HISTORY FOR PERSPECTIVE

 

 

 

B.H. Liddell Hart

 

There is a modern, and too common, tendency to regard history as a specialist subject. On the contrary, it is the corrective to specialization. Viewed right, it is the broadest of studies, embracing every aspect of life. It lays the foundation of education by showing how mankind repeats its follies, and what those follies are.

 

It is universal experience—infinitely longer, wider, and more varied than any individual’s experience. How often do we hear people claim a knowledge of the world and of life because they are sixty or seventy years old.

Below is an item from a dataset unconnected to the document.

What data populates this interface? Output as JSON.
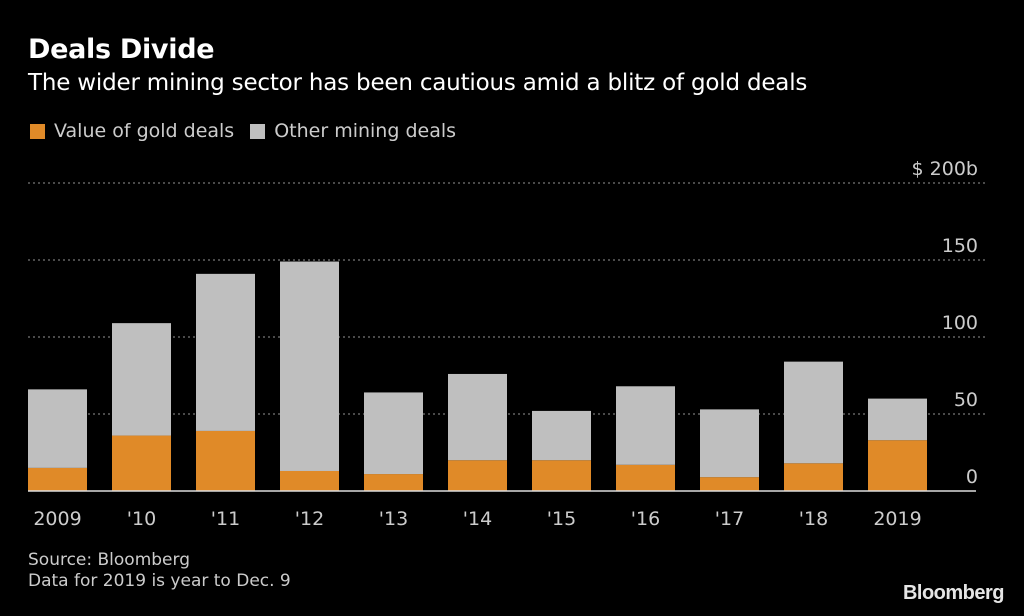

Most of them might be described as a “young sixty, or seventy.” There is no excuse for any literate person if he is less than three thousand years old in mind.

 

James B. Stockdale

 

In my view, the single most important foundation for any leader is a solid academic background in history. That discipline gives perspective to the problems of the present and drives home the point that there is really very little new under the sun. Whenever a policy maker starts his explication of how he intends to handle a problem with such phrases as “we are at the take-off point of a new era…” you know you are heading for trouble. Starting by ignoring the natural yardstick of 4,000 years of recorded history, busy people, particularly busy opportunists, have a tendency to see their dilemmas as so unique and unprecedented that they deserve to make exceptions to law, custom, or morality in their own favor to get around them.